I looked back at her; the pale transparency of her skin, the blue of the eyes, the bright curls of her hair in the glow of the electric lamp, looked wonderfully delicate, entrancing, and held my gaze.
“I don’t think I can. I have got to a point where I must get away from it and from you.”
“But it is dreadful to leave it unfinished.”
“It’s better than going mad. Let’s have some champagne. Perhaps that will give us an appetite.”
Viola did not decline, and the wine had a good effect upon us.
We got through some part of our dinner and then took a hansom to the theatre. As we sat close, side by side, in one of the dark streets, I bent over her and whispered:
“If we had been married this morning, and you were coming back to the studio with me after the theatre I should be quite happy and I could finish the picture.”
She said nothing, only seemed to quiver in silence, and looked away from me out of the window.
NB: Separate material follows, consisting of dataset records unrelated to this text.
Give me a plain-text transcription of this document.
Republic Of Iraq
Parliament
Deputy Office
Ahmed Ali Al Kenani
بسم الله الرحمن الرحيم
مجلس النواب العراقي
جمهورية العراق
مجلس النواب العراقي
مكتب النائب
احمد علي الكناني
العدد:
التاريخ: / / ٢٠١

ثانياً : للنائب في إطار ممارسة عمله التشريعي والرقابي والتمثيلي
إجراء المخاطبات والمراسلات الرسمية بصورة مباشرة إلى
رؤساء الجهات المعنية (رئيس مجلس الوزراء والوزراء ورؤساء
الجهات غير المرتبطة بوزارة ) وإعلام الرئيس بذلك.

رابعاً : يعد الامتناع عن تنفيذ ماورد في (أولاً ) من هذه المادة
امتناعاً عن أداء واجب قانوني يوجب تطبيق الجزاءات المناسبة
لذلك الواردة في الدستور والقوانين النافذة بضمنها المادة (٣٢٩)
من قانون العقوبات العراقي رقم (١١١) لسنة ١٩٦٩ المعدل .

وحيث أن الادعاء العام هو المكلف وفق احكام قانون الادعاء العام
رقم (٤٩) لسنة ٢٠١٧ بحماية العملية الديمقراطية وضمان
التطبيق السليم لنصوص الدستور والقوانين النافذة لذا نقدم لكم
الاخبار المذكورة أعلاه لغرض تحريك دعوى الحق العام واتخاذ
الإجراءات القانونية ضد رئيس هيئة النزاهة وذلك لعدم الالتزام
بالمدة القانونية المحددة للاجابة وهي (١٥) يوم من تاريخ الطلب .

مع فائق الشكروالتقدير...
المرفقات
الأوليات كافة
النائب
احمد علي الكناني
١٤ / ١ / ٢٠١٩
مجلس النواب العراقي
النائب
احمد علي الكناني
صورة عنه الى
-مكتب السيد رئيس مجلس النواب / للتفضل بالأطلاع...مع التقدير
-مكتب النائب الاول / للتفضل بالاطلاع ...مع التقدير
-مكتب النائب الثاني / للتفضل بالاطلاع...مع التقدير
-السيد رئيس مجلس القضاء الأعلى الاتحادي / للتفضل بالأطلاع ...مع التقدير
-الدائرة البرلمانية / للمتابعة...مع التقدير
We took stalls and had very good seats, but what that play was like I never knew. I tried to keep my eyes on the stage, but it floated away from me in waves of light and colour. I was lost in wondering where I had better go to get fresh inspiration, to escape from the picture, from Viola, from myself. Away, I must get away. Coelum, non animum, mutant qui trans mare current is not always true. Our mind is but a chameleon and takes its hues from many skies.